В свете сказанного понятнее становится и удивительный эпизод поддержки Солженицыным — в первые же месяцы после разгрома старой редакции «Нового мира» — журнала, отданного на редактирование В.А. Косолапову. Солженицын дал тогда понять, что если бы его печатали, он печатался бы у Косолапова не с меньшей охотой, чем у Твардовского, и других авторов поощрял к тому же.

В 1970 году это ошеломило меня как отступничество. Сейчас, прочтя сочинение о «Телёнке», я удивляюсь разве что своей былой наивности. Ведь, присягая на словах Твардовскому в верности, Солженицын давно уже в тайне души считал иначе: «отчаянное противоборство «Нового мира» «Октябрю» и всему «консервативному крылу» представляется мне лишь силами общего поверхностного натяжения, создающими как бы общую прочную плёнку, сквозь которую не могут выпрыгнуть глубинные бойкие молекулы» (с. 136). (Уф!

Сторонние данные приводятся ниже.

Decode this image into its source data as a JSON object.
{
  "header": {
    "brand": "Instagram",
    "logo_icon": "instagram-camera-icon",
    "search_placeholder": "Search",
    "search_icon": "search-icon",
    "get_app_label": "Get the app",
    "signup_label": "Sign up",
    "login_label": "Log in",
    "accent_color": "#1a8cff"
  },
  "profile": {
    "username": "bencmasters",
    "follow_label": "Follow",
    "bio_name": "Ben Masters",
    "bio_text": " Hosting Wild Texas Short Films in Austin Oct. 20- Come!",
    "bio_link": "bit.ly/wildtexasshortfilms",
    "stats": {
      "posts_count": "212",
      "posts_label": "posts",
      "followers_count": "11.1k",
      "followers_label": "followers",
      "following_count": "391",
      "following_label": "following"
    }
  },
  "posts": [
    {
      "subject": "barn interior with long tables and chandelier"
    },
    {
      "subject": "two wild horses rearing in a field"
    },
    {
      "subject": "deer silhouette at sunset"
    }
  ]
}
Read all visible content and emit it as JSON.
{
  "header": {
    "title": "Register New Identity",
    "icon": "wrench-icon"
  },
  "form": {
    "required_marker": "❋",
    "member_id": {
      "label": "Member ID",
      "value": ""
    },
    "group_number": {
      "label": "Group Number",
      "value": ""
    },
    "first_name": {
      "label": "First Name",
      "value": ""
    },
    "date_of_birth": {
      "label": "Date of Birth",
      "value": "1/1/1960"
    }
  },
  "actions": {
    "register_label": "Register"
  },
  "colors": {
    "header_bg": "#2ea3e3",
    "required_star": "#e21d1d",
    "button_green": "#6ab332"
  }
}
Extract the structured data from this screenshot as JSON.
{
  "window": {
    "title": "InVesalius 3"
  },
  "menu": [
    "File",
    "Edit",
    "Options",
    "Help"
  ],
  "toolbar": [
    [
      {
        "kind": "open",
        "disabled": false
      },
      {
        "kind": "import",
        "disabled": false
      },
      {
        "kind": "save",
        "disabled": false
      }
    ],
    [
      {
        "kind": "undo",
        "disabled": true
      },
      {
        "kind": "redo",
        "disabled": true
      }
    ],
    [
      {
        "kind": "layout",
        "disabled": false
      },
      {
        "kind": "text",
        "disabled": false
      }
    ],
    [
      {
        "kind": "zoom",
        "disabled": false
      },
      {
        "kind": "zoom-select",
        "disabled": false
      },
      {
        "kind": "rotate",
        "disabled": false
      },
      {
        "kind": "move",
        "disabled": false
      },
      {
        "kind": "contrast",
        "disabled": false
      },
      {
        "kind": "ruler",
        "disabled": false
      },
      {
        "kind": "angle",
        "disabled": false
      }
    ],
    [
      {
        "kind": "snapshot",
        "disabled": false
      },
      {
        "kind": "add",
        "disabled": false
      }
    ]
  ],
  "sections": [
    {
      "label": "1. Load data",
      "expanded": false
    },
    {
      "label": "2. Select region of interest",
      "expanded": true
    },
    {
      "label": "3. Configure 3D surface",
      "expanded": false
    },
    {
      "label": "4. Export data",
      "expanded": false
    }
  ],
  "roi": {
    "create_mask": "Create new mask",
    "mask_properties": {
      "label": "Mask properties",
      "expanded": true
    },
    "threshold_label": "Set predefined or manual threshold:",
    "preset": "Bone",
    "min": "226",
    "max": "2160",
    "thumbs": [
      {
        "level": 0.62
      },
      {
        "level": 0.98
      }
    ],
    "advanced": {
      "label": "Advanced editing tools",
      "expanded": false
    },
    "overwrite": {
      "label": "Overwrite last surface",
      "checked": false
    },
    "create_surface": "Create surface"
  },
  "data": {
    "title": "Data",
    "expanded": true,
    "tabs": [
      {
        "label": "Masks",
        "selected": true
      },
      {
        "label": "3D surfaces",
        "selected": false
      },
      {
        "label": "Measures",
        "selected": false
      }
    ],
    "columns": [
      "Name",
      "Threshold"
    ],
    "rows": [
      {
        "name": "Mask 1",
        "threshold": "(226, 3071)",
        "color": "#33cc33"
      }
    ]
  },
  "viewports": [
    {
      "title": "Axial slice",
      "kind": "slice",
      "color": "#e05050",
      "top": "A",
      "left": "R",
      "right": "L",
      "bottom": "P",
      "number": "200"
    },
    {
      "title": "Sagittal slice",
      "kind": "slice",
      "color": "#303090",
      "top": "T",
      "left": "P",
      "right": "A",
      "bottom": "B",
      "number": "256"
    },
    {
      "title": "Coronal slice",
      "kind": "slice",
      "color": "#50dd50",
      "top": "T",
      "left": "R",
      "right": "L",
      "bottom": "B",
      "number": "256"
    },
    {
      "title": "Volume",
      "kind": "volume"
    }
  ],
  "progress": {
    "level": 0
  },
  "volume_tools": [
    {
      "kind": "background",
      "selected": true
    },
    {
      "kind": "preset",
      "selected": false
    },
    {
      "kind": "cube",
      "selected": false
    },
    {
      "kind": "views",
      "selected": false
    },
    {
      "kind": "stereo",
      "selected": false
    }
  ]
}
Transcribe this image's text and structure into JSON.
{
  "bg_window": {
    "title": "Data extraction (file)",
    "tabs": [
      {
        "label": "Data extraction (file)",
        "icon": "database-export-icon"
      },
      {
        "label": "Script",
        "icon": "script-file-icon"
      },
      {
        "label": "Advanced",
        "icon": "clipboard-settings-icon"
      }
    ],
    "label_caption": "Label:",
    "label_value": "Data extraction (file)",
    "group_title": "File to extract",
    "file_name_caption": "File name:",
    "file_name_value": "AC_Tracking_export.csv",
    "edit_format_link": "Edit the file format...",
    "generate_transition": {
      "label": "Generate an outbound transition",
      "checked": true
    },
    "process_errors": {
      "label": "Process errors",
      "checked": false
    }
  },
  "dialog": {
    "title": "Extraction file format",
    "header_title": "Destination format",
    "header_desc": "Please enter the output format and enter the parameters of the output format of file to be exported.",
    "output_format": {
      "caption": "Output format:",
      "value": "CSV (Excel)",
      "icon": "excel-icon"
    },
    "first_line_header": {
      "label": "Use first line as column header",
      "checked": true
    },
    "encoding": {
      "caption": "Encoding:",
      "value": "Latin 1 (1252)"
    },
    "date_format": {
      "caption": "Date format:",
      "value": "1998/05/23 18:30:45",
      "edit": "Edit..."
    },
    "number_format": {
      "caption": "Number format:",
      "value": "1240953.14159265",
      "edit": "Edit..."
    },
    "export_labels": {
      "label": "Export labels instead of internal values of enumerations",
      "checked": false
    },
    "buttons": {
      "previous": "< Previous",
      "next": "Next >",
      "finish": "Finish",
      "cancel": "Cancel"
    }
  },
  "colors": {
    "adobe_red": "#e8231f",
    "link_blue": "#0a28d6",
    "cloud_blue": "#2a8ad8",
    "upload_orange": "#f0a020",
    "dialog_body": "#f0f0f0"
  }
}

Пока переписывал эту цитату, думал: как не по-солженицынски это написано; будто и слух и вкус вдруг ему отказали). Или всё же картиннее: «Новый мир», если и окошко, «то окошко кривое, прорубленное в гнилом срубе» (с. 37).

«Бойкая молекула», забывшая, что она выпрыгнула из глубин немоты и безвестности именно в «Новом мире», не стесняется сравнивать Твардовского как редактора с А. Софроновым или Мих. Алексеевым. А уж окружению Софронова в «Огоньке» — Кружкову или Иванову — прямо даёт преимущество перед ближайшими сотрудниками Твардовского.

Чем же недоволен Солженицын в «Новом мире»? Чтобы удовлетворить его, журнал должен был, оказывается, печатать материалы «следующего класса смелости», каждый номер, по его мнению, должен был формироваться «независимо от настроений верхов» (с. 65).

Не нам оценивать меру смелости и независимости «Нового мира» — это лучше сделают другие. Смешно было бы утверждать, что орган Союза писателей, выходящий стотысячным тиражом под пристальными взглядами читателей «сверху» и «снизу», печатающийся в типографии «Известий», ни от кого и ни от чего не был зависим. Вопрос другой, сохранил ли он при этой зависимости достоинство, глубину, содержательность, честность? Думаю, за малыми исключениями, журнал верно следовал критерию Твардовского: «За то, что мы не могли сделать — и не сделали, с нас на том свете не взыщут. А вот если могли, да не сделали — будет нам наказанье».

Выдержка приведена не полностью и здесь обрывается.